Brady nodded but thinned his lips, squinting back out at the mountains in the distance.
“It is bullshit. He never told us ’bout you, or that my own brother isn’t—”
Tanner hiccupped and stopped talking, squeezing his eyes shut. He was beyond drunk, but not to the point where he was going to toss his cookies back up. At least Jake hoped not. The truck ride home would suck if Tanner did.
“I don’t know what’s right anymore,” Tanner added finally, which was the heart of the issue. His father, whom he had looked up to his whole life, had lied and kept the truth from him. Jake understood that now more than ever.

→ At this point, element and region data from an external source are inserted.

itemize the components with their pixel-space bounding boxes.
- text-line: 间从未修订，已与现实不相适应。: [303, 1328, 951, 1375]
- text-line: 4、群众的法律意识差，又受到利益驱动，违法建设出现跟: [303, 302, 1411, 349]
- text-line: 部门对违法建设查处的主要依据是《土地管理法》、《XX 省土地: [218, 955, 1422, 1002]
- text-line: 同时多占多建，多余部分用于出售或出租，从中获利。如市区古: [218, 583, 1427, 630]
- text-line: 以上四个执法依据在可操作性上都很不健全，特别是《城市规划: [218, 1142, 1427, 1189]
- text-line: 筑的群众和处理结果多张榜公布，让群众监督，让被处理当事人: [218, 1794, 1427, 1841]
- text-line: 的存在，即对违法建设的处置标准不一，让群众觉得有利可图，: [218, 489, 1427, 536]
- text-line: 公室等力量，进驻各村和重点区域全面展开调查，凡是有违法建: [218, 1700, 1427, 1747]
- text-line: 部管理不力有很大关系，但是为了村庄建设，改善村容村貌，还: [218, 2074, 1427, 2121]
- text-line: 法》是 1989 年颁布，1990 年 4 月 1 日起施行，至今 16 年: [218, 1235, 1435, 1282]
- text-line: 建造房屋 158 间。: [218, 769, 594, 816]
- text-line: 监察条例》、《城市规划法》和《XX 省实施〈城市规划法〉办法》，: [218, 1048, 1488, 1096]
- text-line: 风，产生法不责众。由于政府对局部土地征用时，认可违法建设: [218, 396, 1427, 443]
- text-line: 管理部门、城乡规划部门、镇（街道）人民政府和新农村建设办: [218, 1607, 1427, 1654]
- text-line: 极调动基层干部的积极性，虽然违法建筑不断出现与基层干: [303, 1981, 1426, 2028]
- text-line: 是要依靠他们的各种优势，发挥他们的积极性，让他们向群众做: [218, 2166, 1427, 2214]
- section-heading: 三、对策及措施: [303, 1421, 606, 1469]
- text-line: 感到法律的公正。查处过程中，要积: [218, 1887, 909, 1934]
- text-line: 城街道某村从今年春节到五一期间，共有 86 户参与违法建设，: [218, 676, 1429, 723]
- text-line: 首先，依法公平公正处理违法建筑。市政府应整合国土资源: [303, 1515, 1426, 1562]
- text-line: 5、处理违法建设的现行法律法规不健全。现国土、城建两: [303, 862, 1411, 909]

“I get it. Peony told me on one of the first nights I was here that Brett looked for me after my mom left, apparently never stopped, even long after he had you two. My mom always said that we were kicked out, that my father was a good-for-nothing asshole who didn’t want me. That we were better off without him.”
“Really?” Brady said, finally speaking. “That had to be really tough to swallow as a kid.”
“Well, apparently he . . . he was an asshole,” Tanner spit out, and sniffed, running the back of his flannel shirt cuff under his nose. “He knew you weren’t his, Brady. He had to.”
“Maybe. But here’s the thing, Tan. It doesn’t matter anymore,” Brady said, and stood up quickly, looking over his shoulder.
Jake followed Brady’s gaze, and Chip’s brown muzzle popped around the corner, his ears forward, nosing Brady, who grabbed his reins. Chip dragged him forward toward Tanner, seeing his human on the ground.
Jake sensed that Brady was really uncomfortable, unsure of what to say or do, and the distraction was a welcome one as Brady busied himself with looking the horse over.